The air was thick with the scent of blood.
Anne stood at the edge of the ruined battlefield, her breath shallow, her pulse thudding in her ears. The fire inside her had begun to settle, but something colder, something older, now coiled in her veins. Her tongue felt dry, and her fangs ached.
Fangs.
She staggered back, pressing a trembling hand to her mouth. Her reflection in the shattered remains of a blade at her feet confirmed it—the sharpened points, gleaming under the silver light of the moon. It wasn't just the dragon's fire inside her. The hunger clawing at her ribs was something far more primal, something that had been waiting in the dark corners of her mind, suppressed for too long.
The vampire in her was waking up.
A rustle in the trees sent her senses reeling. The scent was unmistakable—old, rich, laced with power. Anne turned sharply, bracing herself, as a figure stepped forward from the shadows.
Crimson eyes. A smirk that carried centuries of arrogance.
"Did you think you could suppress it forever?" The voice was smooth, amused, and entirely too knowing. The vampire before her—tall, draped in dark robes with an insignia she couldn't recognize—studied her with a predator's curiosity.
Anne's hands curled into fists. "Who are you?"
The vampire took a slow step forward, hands raised in mock surrender. "Rhael. But names don't matter, do they? What matters is what you are."

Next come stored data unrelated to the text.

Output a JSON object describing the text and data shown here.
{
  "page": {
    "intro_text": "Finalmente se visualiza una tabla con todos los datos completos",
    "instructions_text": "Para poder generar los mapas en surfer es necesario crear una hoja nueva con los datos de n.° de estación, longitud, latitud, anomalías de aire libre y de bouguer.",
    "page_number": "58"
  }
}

Anne's chest tightened. "I know what I am."
Rhael's smile widened, revealing elongated fangs. "No, little Dragire. You don't."

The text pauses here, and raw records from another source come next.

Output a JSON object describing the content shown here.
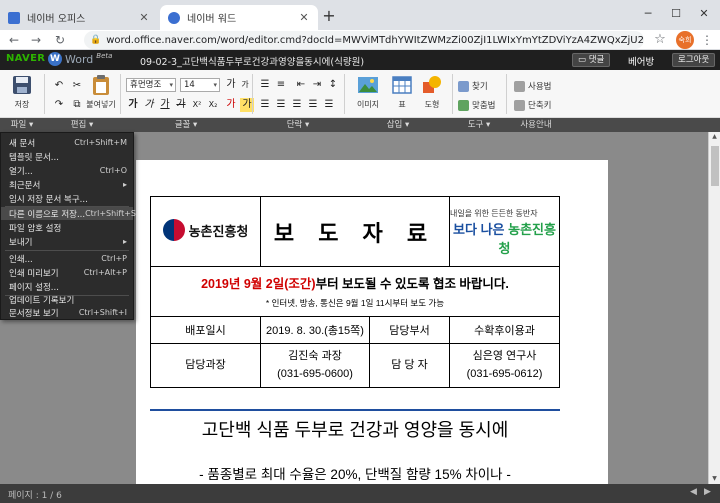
{
  "browser": {
    "tabs": [
      {
        "title": "네이버 오피스",
        "color": "#3b6fd1"
      },
      {
        "title": "네이버 워드",
        "color": "#3b6fd1"
      }
    ],
    "url": "word.office.naver.com/word/editor.cmd?docId=MWViMTdhYWItZWMzZi00ZjI1LWIxYmYtZDViYzA4ZWQxZjU2&baseFolder=%252F",
    "profile_label": "숙희"
  },
  "app": {
    "brand": "NAVER",
    "product": "Word",
    "beta": "Beta",
    "doc_title": "09-02-3_고단백식품두부로건강과영양을동시에(식량원)",
    "reply_btn": "댓글",
    "username": "베어방",
    "logout_btn": "로그아웃"
  },
  "ribbon": {
    "save": "저장",
    "paste": "붙여넣기",
    "font_name": "휴먼명조",
    "font_size": "14",
    "image": "이미지",
    "table": "표",
    "shape": "도형",
    "find": "찾기",
    "spell": "맞춤법",
    "user_guide": "사용법",
    "shortcut": "단축키",
    "groups": [
      "파일",
      "편집",
      "글꼴",
      "단락",
      "삽입",
      "도구",
      "사용안내"
    ]
  },
  "file_menu": [
    {
      "label": "새 문서",
      "shortcut": "Ctrl+Shift+M"
    },
    {
      "label": "템플릿 문서...",
      "shortcut": ""
    },
    {
      "label": "열기...",
      "shortcut": "Ctrl+O"
    },
    {
      "label": "최근문서",
      "shortcut": "▸"
    },
    {
      "label": "임시 저장 문서 복구...",
      "shortcut": ""
    },
    {
      "label": "다른 이름으로 저장...",
      "shortcut": "Ctrl+Shift+S"
    },
    {
      "label": "파일 암호 설정",
      "shortcut": ""
    },
    {
      "label": "보내기",
      "shortcut": "▸"
    },
    {
      "label": "인쇄...",
      "shortcut": "Ctrl+P"
    },
    {
      "label": "인쇄 미리보기",
      "shortcut": "Ctrl+Alt+P"
    },
    {
      "label": "페이지 설정...",
      "shortcut": ""
    },
    {
      "label": "업데이트 기록보기",
      "shortcut": ""
    },
    {
      "label": "문서정보 보기",
      "shortcut": "Ctrl+Shift+I"
    }
  ],
  "document": {
    "org_name": "농촌진흥청",
    "headline": "보 도 자 료",
    "slogan_small": "내일을 위한 든든한 동반자",
    "slogan_big_a": "보다 나은",
    "slogan_big_b": "농촌진흥청",
    "notice_red": "2019년 9월 2일(조간)",
    "notice_rest": "부터 보도될 수 있도록 협조 바랍니다.",
    "notice_sub": "* 인터넷, 방송, 통신은 9월 1일 11시부터 보도 가능",
    "dist_date_label": "배포일시",
    "dist_date_value": "2019. 8. 30.(총15쪽)",
    "dept_label": "담당부서",
    "dept_value": "수확후이용과",
    "manager_label": "담당과장",
    "manager_name": "김진숙 과장",
    "manager_phone": "(031-695-0600)",
    "contact_label": "담 당 자",
    "contact_name": "심은영 연구사",
    "contact_phone": "(031-695-0612)",
    "heading": "고단백 식품 두부로 건강과 영양을 동시에",
    "subheading": "- 품종별로 최대 수율은 20%, 단백질 함량 15% 차이나 -"
  },
  "status": {
    "page": "페이지 : 1 / 6"
  },
  "colors": {
    "notice_red": "#d00000",
    "rule_blue": "#1f4e9e",
    "menu_bg": "#2c2c2c",
    "naver_green": "#2db400"
  }
}
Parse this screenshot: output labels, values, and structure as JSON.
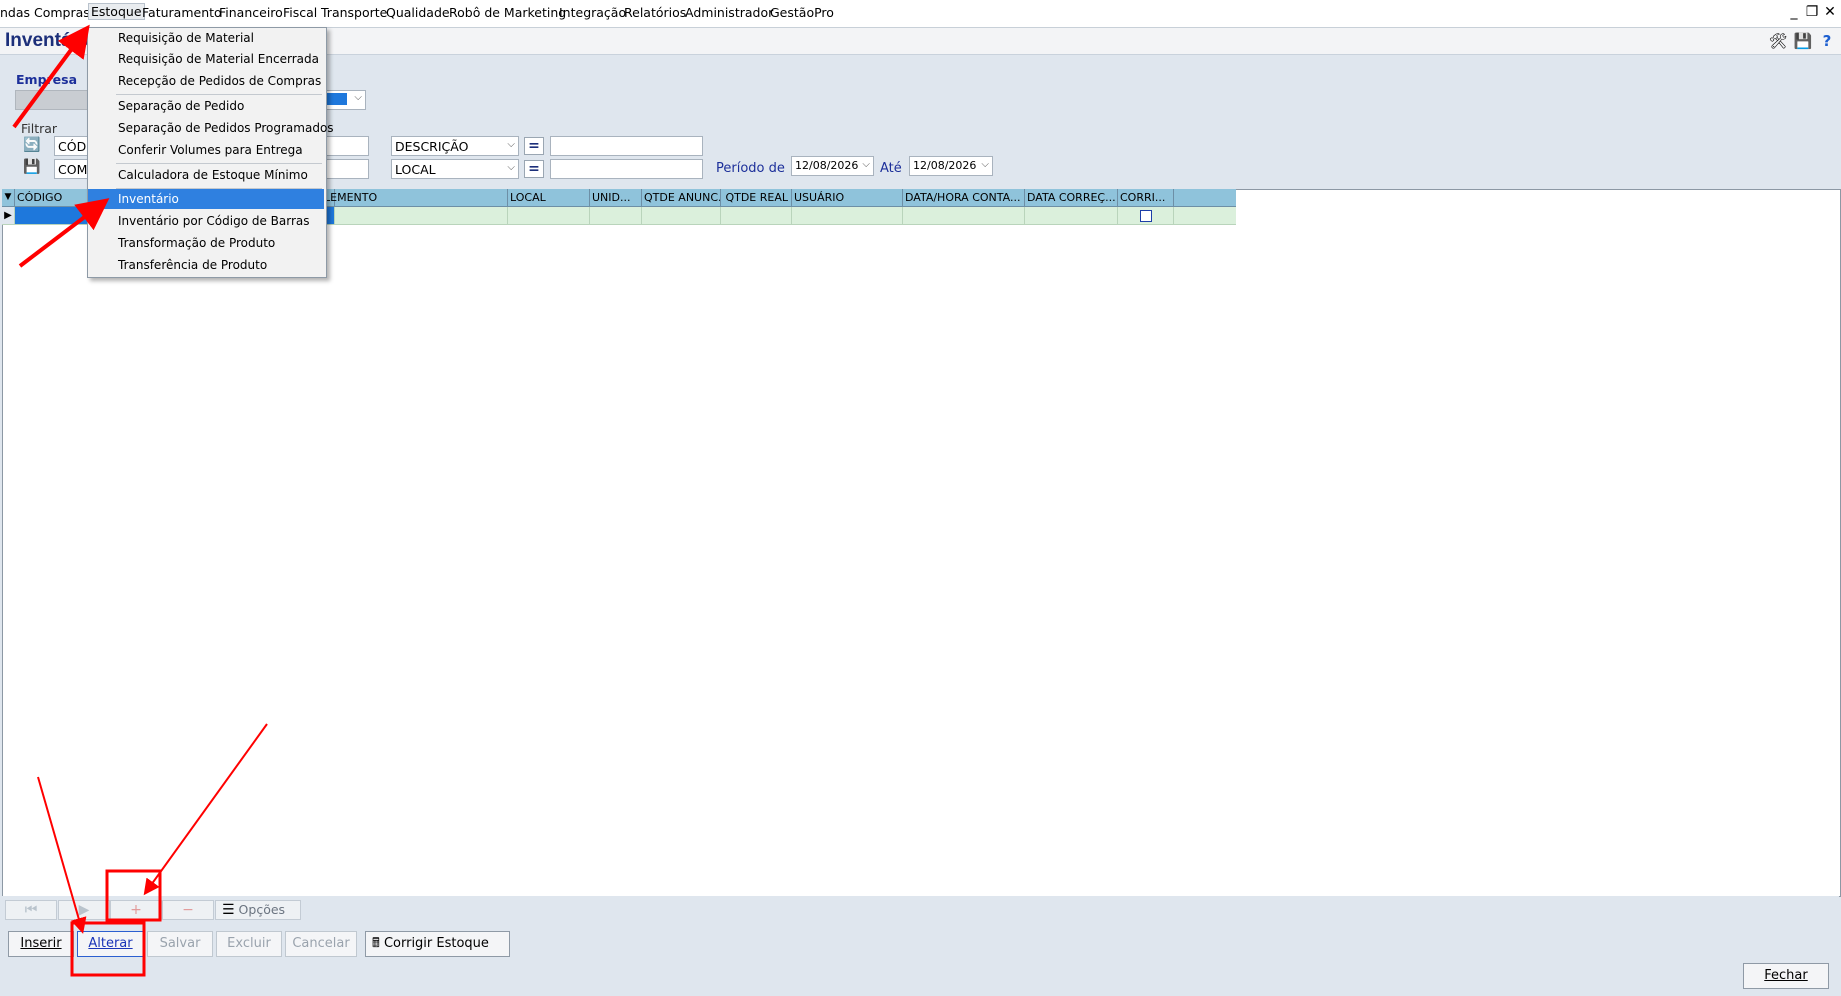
{
  "menubar": {
    "items": [
      "ndas",
      "Compras",
      "Estoque",
      "Faturamento",
      "Financeiro",
      "Fiscal",
      "Transporte",
      "Qualidade",
      "Robô de Marketing",
      "Integração",
      "Relatórios",
      "Administrador",
      "GestãoPro"
    ],
    "active": "Estoque",
    "window_controls": [
      "minimize",
      "restore",
      "close"
    ]
  },
  "titlebar": {
    "title": "Inventário",
    "icons": [
      "tools-icon",
      "save-icon",
      "help-icon"
    ]
  },
  "form": {
    "empresa_label": "Empresa",
    "filtrar_label": "Filtrar",
    "filter_rows": [
      {
        "field": "CÓD",
        "operator_field": "DESCRIÇÃO",
        "operator": "=",
        "value": ""
      },
      {
        "field": "COM",
        "operator_field": "LOCAL",
        "operator": "=",
        "value": ""
      }
    ],
    "periodo_label": "Período de",
    "periodo_de": "12/08/2026",
    "ate_label": "Até",
    "periodo_ate": "12/08/2026"
  },
  "grid": {
    "columns": [
      "CÓDIGO",
      "LEMENTO",
      "LOCAL",
      "UNID...",
      "QTDE ANUNC.",
      "QTDE REAL",
      "USUÁRIO",
      "DATA/HORA CONTA...",
      "DATA CORREÇ...",
      "CORRI..."
    ],
    "rows": [
      [
        "",
        "",
        "",
        "",
        "",
        "",
        "",
        "",
        "",
        ""
      ]
    ]
  },
  "dropdown": {
    "items": [
      "Requisição de Material",
      "Requisição de Material Encerrada",
      "Recepção de Pedidos de Compras",
      "Separação de Pedido",
      "Separação de Pedidos Programados",
      "Conferir Volumes para Entrega",
      "Calculadora de Estoque Mínimo",
      "Inventário",
      "Inventário por Código de Barras",
      "Transformação de Produto",
      "Transferência de Produto"
    ],
    "highlighted": "Inventário"
  },
  "navbar": {
    "buttons": [
      "first",
      "next",
      "add",
      "remove"
    ],
    "opcoes_label": "Opções"
  },
  "actions": {
    "inserir": "Inserir",
    "alterar": "Alterar",
    "salvar": "Salvar",
    "excluir": "Excluir",
    "cancelar": "Cancelar",
    "corrigir": "Corrigir Estoque",
    "fechar": "Fechar"
  },
  "colors": {
    "annotation": "#ff0000",
    "grid_header": "#8fc3db",
    "row_bg": "#dbf0dc",
    "highlight": "#2f80e0"
  }
}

The word sent a shiver down her spine. Dragire. He knew.
Anne lunged before she could think, her dragon's fire roaring to life, but Rhael was faster. He dodged with ease, moving like a shadow, barely making a sound as he reappeared behind her.

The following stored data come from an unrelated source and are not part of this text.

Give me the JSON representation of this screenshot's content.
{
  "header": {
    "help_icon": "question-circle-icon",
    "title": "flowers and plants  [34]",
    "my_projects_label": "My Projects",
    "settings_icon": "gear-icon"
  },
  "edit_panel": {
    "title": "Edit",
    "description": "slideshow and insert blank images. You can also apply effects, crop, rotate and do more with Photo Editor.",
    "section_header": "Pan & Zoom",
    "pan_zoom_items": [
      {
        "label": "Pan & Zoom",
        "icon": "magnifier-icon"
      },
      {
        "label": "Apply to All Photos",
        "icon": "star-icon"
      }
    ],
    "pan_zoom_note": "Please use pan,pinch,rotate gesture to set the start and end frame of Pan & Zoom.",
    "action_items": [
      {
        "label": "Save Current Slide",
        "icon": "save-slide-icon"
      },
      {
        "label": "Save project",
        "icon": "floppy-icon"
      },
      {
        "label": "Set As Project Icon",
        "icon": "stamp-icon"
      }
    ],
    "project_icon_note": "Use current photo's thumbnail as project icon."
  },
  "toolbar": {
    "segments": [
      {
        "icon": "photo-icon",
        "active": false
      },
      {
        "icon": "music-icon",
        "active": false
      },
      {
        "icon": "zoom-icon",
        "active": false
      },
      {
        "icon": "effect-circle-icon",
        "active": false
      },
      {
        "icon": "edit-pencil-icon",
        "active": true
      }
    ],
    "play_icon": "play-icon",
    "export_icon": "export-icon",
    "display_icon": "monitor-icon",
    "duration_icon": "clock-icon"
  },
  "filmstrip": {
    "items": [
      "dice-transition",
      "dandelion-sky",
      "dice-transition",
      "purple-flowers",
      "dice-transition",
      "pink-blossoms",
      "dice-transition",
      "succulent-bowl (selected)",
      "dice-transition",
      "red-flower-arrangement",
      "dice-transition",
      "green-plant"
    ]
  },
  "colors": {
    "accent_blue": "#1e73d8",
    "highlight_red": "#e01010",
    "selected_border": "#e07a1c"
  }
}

"Sloppy," he mused. "You may have dragon strength, but you have yet to understand the gifts your other half has given you."
Anne clenched her jaw, her breath coming in ragged gasps. "What do you want?"
"Not much," Rhael said lightly. "Just to remind you that your blood is a story written long before you were born."
Anne's stomach twisted, but she forced herself to stay still. "The war," she whispered. "Vampires and dragons have been at each other's throats for centuries. What does that have to do with me?"
Rhael tilted his head. "Everything."
A cold wind swept through the battlefield, carrying the echoes of old battles, the cries of dragons clashing with the shrieks of vampires. The history was written in blood, in betrayal, in a war that had never truly ended. Anne had always assumed she was an anomaly—an accident. But as Rhael's knowing gaze bore into hers, she realized she had been wrong.
She wasn't an accident.
She was a consequence.
And the past was not finished with her yet.